Bones are turning up all the time on Okinawa. According to Okinawan officials, about 100 sets of remains of people killed in the fighting are uncovered each year. In Makabi alone, 172 sets of remains were dug up in two months from October 2009.
However, many families do not get the peace of mind given to the Kuchikatas. The Ministry of Health, Labor and Welfare has conducted around 1,550 DNA analysis in connection with efforts to determine the identity of the war dead since fiscal 2003, but only 28 tests have dealt with the dead in Okinawa Prefecture. Sei’s is the only case in which the identity of remains in Okinawa has been established using the tests.
Ministry officials say that getting good DNA samples is difficult because of the hot and humid climate in the prefecture and will only conduct a DNA analysis if there is other evidence helping with identification, such as belongings or a list of those buried where the remains have been excavated.
Takamatsu Gushiken, the head of the local group that found Sei’s remains, wants the government to expand its effort, saying that it should at least fund DNA tests for families claiming remains as their kin. Officials say the DNA analysis is not definitive and can merely act as a support to identification by other means, and are also reluctant to collect and store personal information on bereaved families.
That leaves people like Seikichi Arakaki, 77, in no man’s land.
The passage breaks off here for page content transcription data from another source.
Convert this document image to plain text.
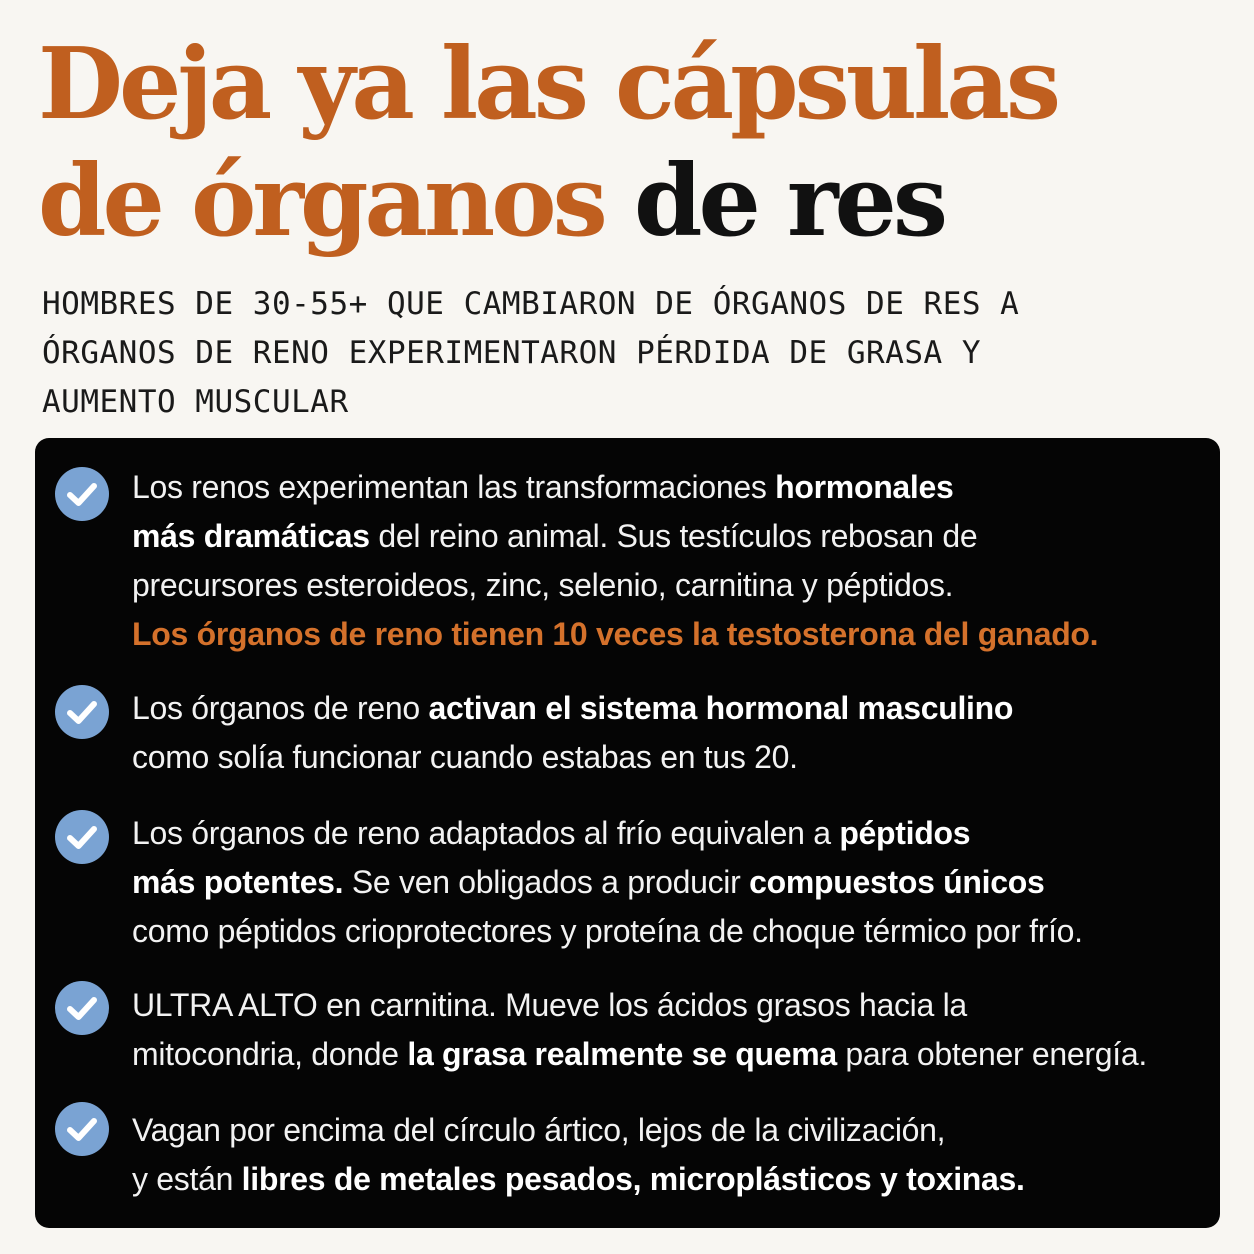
Deja ya las cápsulas
de órganos de res

HOMBRES DE 30-55+ QUE CAMBIARON DE ÓRGANOS DE RES A
ÓRGANOS DE RENO EXPERIMENTARON PÉRDIDA DE GRASA Y
AUMENTO MUSCULAR

Los renos experimentan las transformaciones hormonales
más dramáticas del reino animal. Sus testículos rebosan de
precursores esteroideos, zinc, selenio, carnitina y péptidos.
Los órganos de reno tienen 10 veces la testosterona del ganado.

Los órganos de reno activan el sistema hormonal masculino
como solía funcionar cuando estabas en tus 20.

Los órganos de reno adaptados al frío equivalen a péptidos
más potentes. Se ven obligados a producir compuestos únicos
como péptidos crioprotectores y proteína de choque térmico por frío.

ULTRA ALTO en carnitina. Mueve los ácidos grasos hacia la
mitocondria, donde la grasa realmente se quema para obtener energía.

Vagan por encima del círculo ártico, lejos de la civilización,
y están libres de metales pesados, microplásticos y toxinas.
In Yaese, a town in the south of Okinawa’s main island, five families stepped forward after media reports in May said the remains of a mother and two children had been excavated. Arakaki, who lives in the Shuriishimine district of Naha, was among them.
He returned from evacuation after the war to find that his neighborhood had been turned into bare hill of limestone. His mother, grandmother and five siblings were gone.
With no memento identifying the remains in Yaese, Arakaki does not know where to pray for his dead family.
“It would be a relief if their remains are discovered,” he said. “I want to pursue the possibility even if chances are slim.”